Monday, Apr. 21, 1947

Southerner by Inclination

For 58 years the Charlotte, N. C. News (circ. 62,000) has covered the Carolinas with its good intentions, exposing and opposing brutality to Negroes and chain gangs, working for better housing. Its campaigns brought it a measure of fame, but no great fortune. Since January, when a well-heeled syndicate of business tycoons took over, Carolinians have wondered whether the News's new owners would turn out to be too fat to fight.

This week they got a reassuring answer when Publisher Thomas L. Robinson appointed a new editor. His choice was Harry S. Ashmore, the News's associate editor, and one of the South's more realistic and readable editorial writers.

A decade ago, as a fresh-from-college reporter on the Greenville Piedmont, Ashmore got a big hand in the Carolinas by touring "the Deep North" to do a series on Tobacco Roads above the Mason-Dixon line. He took charge of the News's editorial page after serving as an infantry lieutenant colonel in Europe. His campaigns (for two-party politics, racial and religious tolerance, votes for Negroes, higher pay for teachers) have established him as neither a Yankee-lover nor a deep-dyed Southerner.

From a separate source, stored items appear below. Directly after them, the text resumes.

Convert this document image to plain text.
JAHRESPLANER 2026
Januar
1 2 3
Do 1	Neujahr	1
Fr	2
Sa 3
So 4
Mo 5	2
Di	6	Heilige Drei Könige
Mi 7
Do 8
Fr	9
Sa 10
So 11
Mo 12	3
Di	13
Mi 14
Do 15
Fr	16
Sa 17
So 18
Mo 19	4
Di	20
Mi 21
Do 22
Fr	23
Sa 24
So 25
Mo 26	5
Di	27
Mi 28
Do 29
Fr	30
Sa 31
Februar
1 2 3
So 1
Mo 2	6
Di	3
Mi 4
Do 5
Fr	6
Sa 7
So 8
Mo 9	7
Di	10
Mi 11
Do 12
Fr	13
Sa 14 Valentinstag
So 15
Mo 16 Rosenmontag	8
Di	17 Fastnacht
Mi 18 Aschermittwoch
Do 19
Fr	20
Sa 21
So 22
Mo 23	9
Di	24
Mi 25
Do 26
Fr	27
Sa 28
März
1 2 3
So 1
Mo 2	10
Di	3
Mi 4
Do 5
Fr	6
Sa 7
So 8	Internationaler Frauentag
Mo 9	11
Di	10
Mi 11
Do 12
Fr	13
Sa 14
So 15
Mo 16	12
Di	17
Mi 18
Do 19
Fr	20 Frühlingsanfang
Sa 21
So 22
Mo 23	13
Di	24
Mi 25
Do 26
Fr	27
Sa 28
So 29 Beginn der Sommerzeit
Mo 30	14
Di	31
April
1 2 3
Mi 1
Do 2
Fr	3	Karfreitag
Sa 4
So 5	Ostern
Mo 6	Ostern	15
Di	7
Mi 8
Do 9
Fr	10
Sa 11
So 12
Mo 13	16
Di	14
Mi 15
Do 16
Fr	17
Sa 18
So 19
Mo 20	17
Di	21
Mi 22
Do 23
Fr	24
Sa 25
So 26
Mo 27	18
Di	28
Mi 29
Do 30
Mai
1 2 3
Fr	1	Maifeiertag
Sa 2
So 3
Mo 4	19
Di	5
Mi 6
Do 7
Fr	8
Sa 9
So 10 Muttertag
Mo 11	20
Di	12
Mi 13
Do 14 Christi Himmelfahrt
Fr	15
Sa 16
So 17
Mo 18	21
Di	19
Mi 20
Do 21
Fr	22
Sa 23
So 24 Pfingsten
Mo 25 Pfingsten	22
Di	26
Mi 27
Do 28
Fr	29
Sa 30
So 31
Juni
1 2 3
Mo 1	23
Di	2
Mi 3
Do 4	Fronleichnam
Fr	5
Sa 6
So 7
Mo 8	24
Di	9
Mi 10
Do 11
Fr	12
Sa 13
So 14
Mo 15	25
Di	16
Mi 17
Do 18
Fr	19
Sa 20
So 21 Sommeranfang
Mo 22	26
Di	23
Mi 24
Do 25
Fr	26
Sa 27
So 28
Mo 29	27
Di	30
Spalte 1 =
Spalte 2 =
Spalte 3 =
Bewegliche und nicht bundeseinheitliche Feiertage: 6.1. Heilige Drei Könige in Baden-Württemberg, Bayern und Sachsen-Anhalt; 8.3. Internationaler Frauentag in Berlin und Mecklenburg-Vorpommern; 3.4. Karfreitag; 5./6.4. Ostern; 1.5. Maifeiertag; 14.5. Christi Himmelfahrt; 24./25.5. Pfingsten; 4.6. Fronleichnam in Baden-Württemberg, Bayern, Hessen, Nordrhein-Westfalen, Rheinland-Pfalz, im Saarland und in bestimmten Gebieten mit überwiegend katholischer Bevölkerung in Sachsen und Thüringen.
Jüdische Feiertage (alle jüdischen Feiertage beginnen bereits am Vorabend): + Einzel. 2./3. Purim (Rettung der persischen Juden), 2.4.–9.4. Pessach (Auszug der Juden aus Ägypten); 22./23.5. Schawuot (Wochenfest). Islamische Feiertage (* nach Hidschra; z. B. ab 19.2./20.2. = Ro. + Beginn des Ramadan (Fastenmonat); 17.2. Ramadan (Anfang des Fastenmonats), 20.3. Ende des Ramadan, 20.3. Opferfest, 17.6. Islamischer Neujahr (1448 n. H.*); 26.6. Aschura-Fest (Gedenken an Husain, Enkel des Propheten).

Ashmore, who is 30 but looks older, tempers his enthusiasm for reform with consideration for the facts of Southern life. Says he: "We hope to avoid the usual Southernisms, [such as] undue sensitivity to outside criticism. . . . We will maintain, however, that the Southern white man is a member of a persecuted minority, constantly damned by U.S. liberals who ignore his considerable accomplishments. ... I am a Southerner by inclination as well as by virtue of two Confederate grandfathers, but it is high time we rejoined the Union."